With BenJarvus Green-Ellis filling the role of power runner, the Bengals have a combination that reminds them of the last time they made a deep playoff run.
They made it to the Super Bowl in 1988 with a running tandem of James Brooks and Ickey Woods. Woods did the straight-ahead running and danced his “Ickey Shuffle” after a score. Brooks was the dual-threat back who was second on the team in rushing and fourth in receiving.
“It’s just going to continue,” Bernard said. “We’ve just really hit our stride.”

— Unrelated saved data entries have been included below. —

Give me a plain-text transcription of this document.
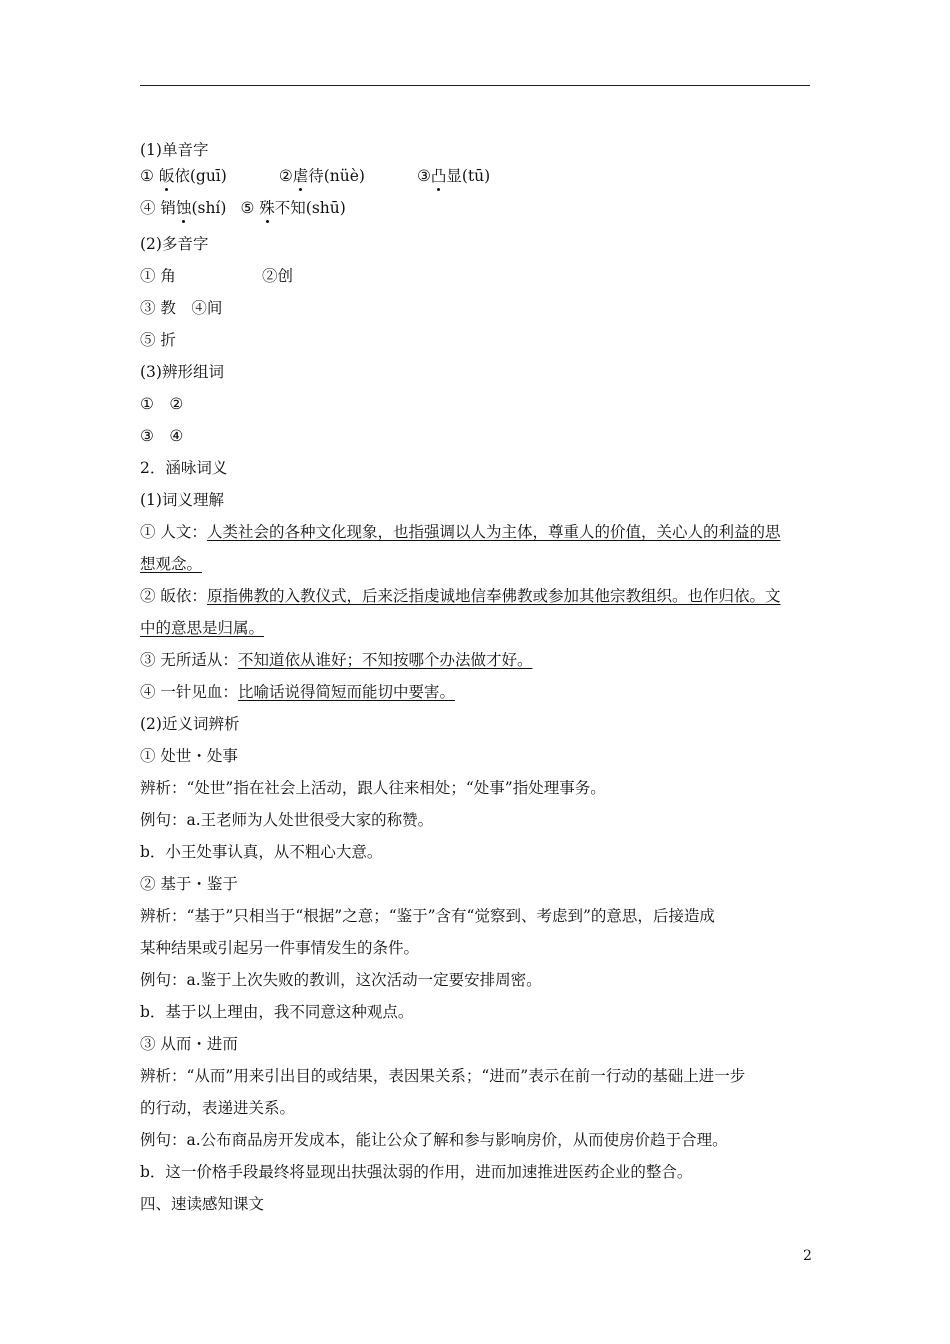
(1)单音字
① 皈依(guī)	②虐待(nüè)	③凸显(tū)
④ 销蚀(shí) ⑤ 殊不知(shū)
(2)多音字
① 角	②创
③ 教　④间
⑤ 折
(3)辨形组词
①　②
③　④
2．涵咏词义
(1)词义理解
① 人文：人类社会的各种文化现象，也指强调以人为主体，尊重人的价值，关心人的利益的思
想观念。
② 皈依：原指佛教的入教仪式，后来泛指虔诚地信奉佛教或参加其他宗教组织。也作归依。文
中的意思是归属。
③ 无所适从：不知道依从谁好；不知按哪个办法做才好。
④ 一针见血：比喻话说得简短而能切中要害。
(2)近义词辨析
① 处世・处事
辨析：“处世”指在社会上活动，跟人往来相处；“处事”指处理事务。
例句：a.王老师为人处世很受大家的称赞。
b．小王处事认真，从不粗心大意。
② 基于・鉴于
辨析：“基于”只相当于“根据”之意；“鉴于”含有“觉察到、考虑到”的意思，后接造成
某种结果或引起另一件事情发生的条件。
例句：a.鉴于上次失败的教训，这次活动一定要安排周密。
b．基于以上理由，我不同意这种观点。
③ 从而・进而
辨析：“从而”用来引出目的或结果，表因果关系；“进而”表示在前一行动的基础上进一步
的行动，表递进关系。
例句：a.公布商品房开发成本，能让公众了解和参与影响房价，从而使房价趋于合理。
b．这一价格手段最终将显现出扶强汰弱的作用，进而加速推进医药企业的整合。
四、速读感知课文
2
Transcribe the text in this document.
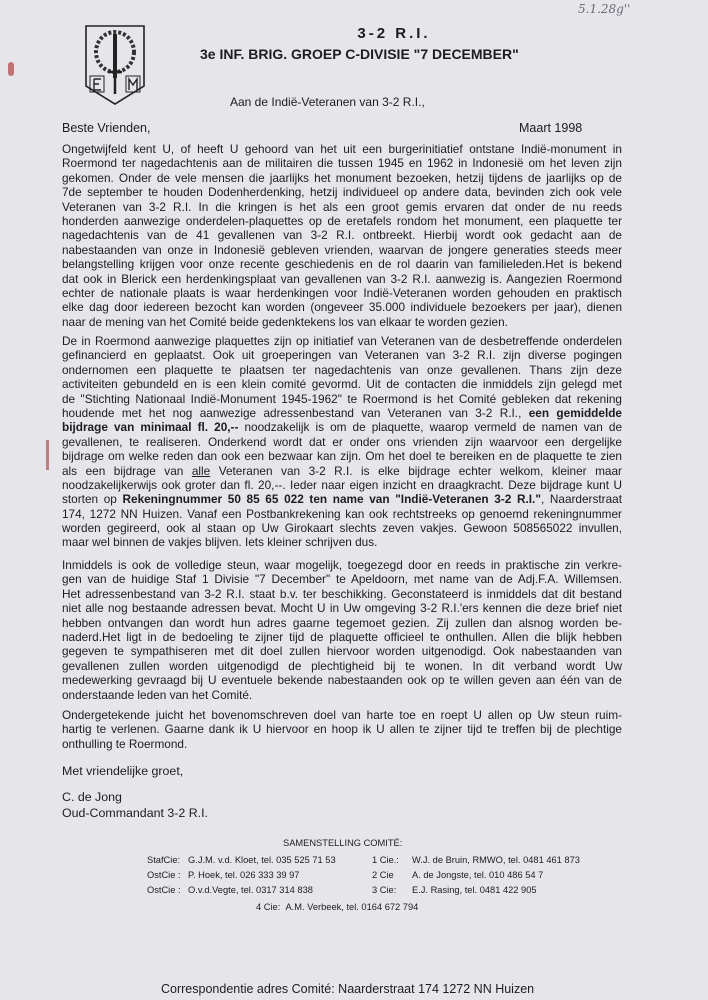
5.1.28g''
3-2 R.I.
3e INF. BRIG. GROEP C-DIVISIE "7 DECEMBER"
Aan de Indië-Veteranen van 3-2 R.I.,
Beste Vrienden,	Maart 1998
Ongetwijfeld kent U, of heeft U gehoord van het uit een burgerinitiatief ontstane Indië-monument in
Roermond ter nagedachtenis aan de militairen die tussen 1945 en 1962 in Indonesië om het leven zijn
gekomen. Onder de vele mensen die jaarlijks het monument bezoeken, hetzij tijdens de jaarlijks op de
7de september te houden Dodenherdenking, hetzij individueel op andere data, bevinden zich ook vele
Veteranen van 3-2 R.I. In die kringen is het als een groot gemis ervaren dat onder de nu reeds
honderden aanwezige onderdelen-plaquettes op de eretafels rondom het monument, een plaquette ter
nagedachtenis van de 41 gevallenen van 3-2 R.I. ontbreekt. Hierbij wordt ook gedacht aan de
nabestaanden van onze in Indonesië gebleven vrienden, waarvan de jongere generaties steeds meer
belangstelling krijgen voor onze recente geschiedenis en de rol daarin van familieleden.Het is bekend
dat ook in Blerick een herdenkingsplaat van gevallenen van 3-2 R.I. aanwezig is. Aangezien Roermond
echter de nationale plaats is waar herdenkingen voor Indië-Veteranen worden gehouden en praktisch
elke dag door iedereen bezocht kan worden (ongeveer 35.000 individuele bezoekers per jaar), dienen
naar de mening van het Comité beide gedenktekens los van elkaar te worden gezien.
De in Roermond aanwezige plaquettes zijn op initiatief van Veteranen van de desbetreffende onderdelen
gefinancierd en geplaatst. Ook uit groeperingen van Veteranen van 3-2 R.I. zijn diverse pogingen
ondernomen een plaquette te plaatsen ter nagedachtenis van onze gevallenen. Thans zijn deze
activiteiten gebundeld en is een klein comité gevormd. Uit de contacten die inmiddels zijn gelegd met
de "Stichting Nationaal Indië-Monument 1945-1962" te Roermond is het Comité gebleken dat rekening
houdende met het nog aanwezige adressenbestand van Veteranen van 3-2 R.I., een gemiddelde
bijdrage van minimaal fl. 20,-- noodzakelijk is om de plaquette, waarop vermeld de namen van de
gevallenen, te realiseren. Onderkend wordt dat er onder ons vrienden zijn waarvoor een dergelijke
bijdrage om welke reden dan ook een bezwaar kan zijn. Om het doel te bereiken en de plaquette te zien
als een bijdrage van alle Veteranen van 3-2 R.I. is elke bijdrage echter welkom, kleiner maar
noodzakelijkerwijs ook groter dan fl. 20,--. Ieder naar eigen inzicht en draagkracht. Deze bijdrage kunt U
storten op Rekeningnummer 50 85 65 022 ten name van "Indië-Veteranen 3-2 R.I.", Naarderstraat
174, 1272 NN Huizen. Vanaf een Postbankrekening kan ook rechtstreeks op genoemd rekeningnummer
worden gegireerd, ook al staan op Uw Girokaart slechts zeven vakjes. Gewoon 508565022 invullen,
maar wel binnen de vakjes blijven. Iets kleiner schrijven dus.
Inmiddels is ook de volledige steun, waar mogelijk, toegezegd door en reeds in praktische zin verkre-
gen van de huidige Staf 1 Divisie "7 December" te Apeldoorn, met name van de Adj.F.A. Willemsen.
Het adressenbestand van 3-2 R.I. staat b.v. ter beschikking. Geconstateerd is inmiddels dat dit bestand
niet alle nog bestaande adressen bevat. Mocht U in Uw omgeving 3-2 R.I.'ers kennen die deze brief niet
hebben ontvangen dan wordt hun adres gaarne tegemoet gezien. Zij zullen dan alsnog worden be-
naderd.Het ligt in de bedoeling te zijner tijd de plaquette officieel te onthullen. Allen die blijk hebben
gegeven te sympathiseren met dit doel zullen hiervoor worden uitgenodigd. Ook nabestaanden van
gevallenen zullen worden uitgenodigd de plechtigheid bij te wonen. In dit verband wordt Uw
medewerking gevraagd bij U eventuele bekende nabestaanden ook op te willen geven aan één van de
onderstaande leden van het Comité.
Ondergetekende juicht het bovenomschreven doel van harte toe en roept U allen op Uw steun ruim-
hartig te verlenen. Gaarne dank ik U hiervoor en hoop ik U allen te zijner tijd te treffen bij de plechtige
onthulling te Roermond.
Met vriendelijke groet,
C. de Jong
Oud-Commandant 3-2 R.I.
SAMENSTELLING COMITÉ:
StafCie: G.J.M. v.d. Kloet, tel. 035 525 71 53
OstCie : P. Hoek, tel. 026 333 39 97
OstCie : O.v.d.Vegte, tel. 0317 314 838
1 Cie.: W.J. de Bruin, RMWO, tel. 0481 461 873
2 Cie A. de Jongste, tel. 010 486 54 7
3 Cie: E.J. Rasing, tel. 0481 422 905
4 Cie: A.M. Verbeek, tel. 0164 672 794
Correspondentie adres Comité: Naarderstraat 174 1272 NN Huizen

The Bengals have been looking for a dual-threat back for years. They took Chris Perry in the first round in 2004, but he was hurt a lot. They took halfback Kenny Irons in the second round in 2007; that didn’t work out either. Change-of-pace running back Bernard Scott came in the sixth round in 2009, but also was hurt.
Bernard, a second-round pick out of North Carolina, has finally filled the niche.
“I think back to 2008 when Ray Rice was a rookie,” coach Marvin Lewis said, referring to the Ravens’ star running back. “Some of his runs — low to the ground with his hands down — that’s who we kind of likened Gio to as we evaluated him out of college.”
The Bengals have taken a while to figure out how to blend the two together. They’ve found the right mix in the last few weeks.
Bernard has at least 95 yards rushing and receiving in four of the last five games. On Sunday, he came up one yard shy of becoming the first Bengals running back to run for 100 yards this season.
“For me, the biggest thing that I try to do is just all-purpose yards,” Bernard said. “It’s not the running, it’s not the [receiving], it’s just a combination of the two.”
While the Bengals haven’t had a 100-yard rusher, they’ve had big games with the two of them running the ball. They piled up 155 yards against the Colts, the fifth time this season they’ve rushed for more than 150 in a game.
Green-Ellis had 48 yards on 17 carries against the Colts and a pair of touchdown runs, including one they were still talking about Monday. The Bengals went for it on fourth down from the Indianapolis 1-yard line late in the first half.
Nose tackle Josh Chapman swiped at Green-Ellis’ feet and appeared to trip him in the backfield. Green-Ellis stumbled forward and landed at the 1, then stretched the ball into the end zone. He was initially ruled down at the 1, but the Bengals were awarded a touchdown upon review.
Referee Jeff Triplette said the review focused only on whether Green-Ellis was touched as he fell at the 1-yard line, not whether he was tripped in the backfield.
Triplette’s crew had trouble getting the down and distance correct at the end of the Giants’ 24-17 win over Washington last week.
“I guess it’s just not a good week for those guys,” Green-Ellis said Monday. “I’m just happy that we get one in our favor. Man, we’ve had so many calls go against us in the opposite direction. So I’m happy to get one and that we got away with that one like that.”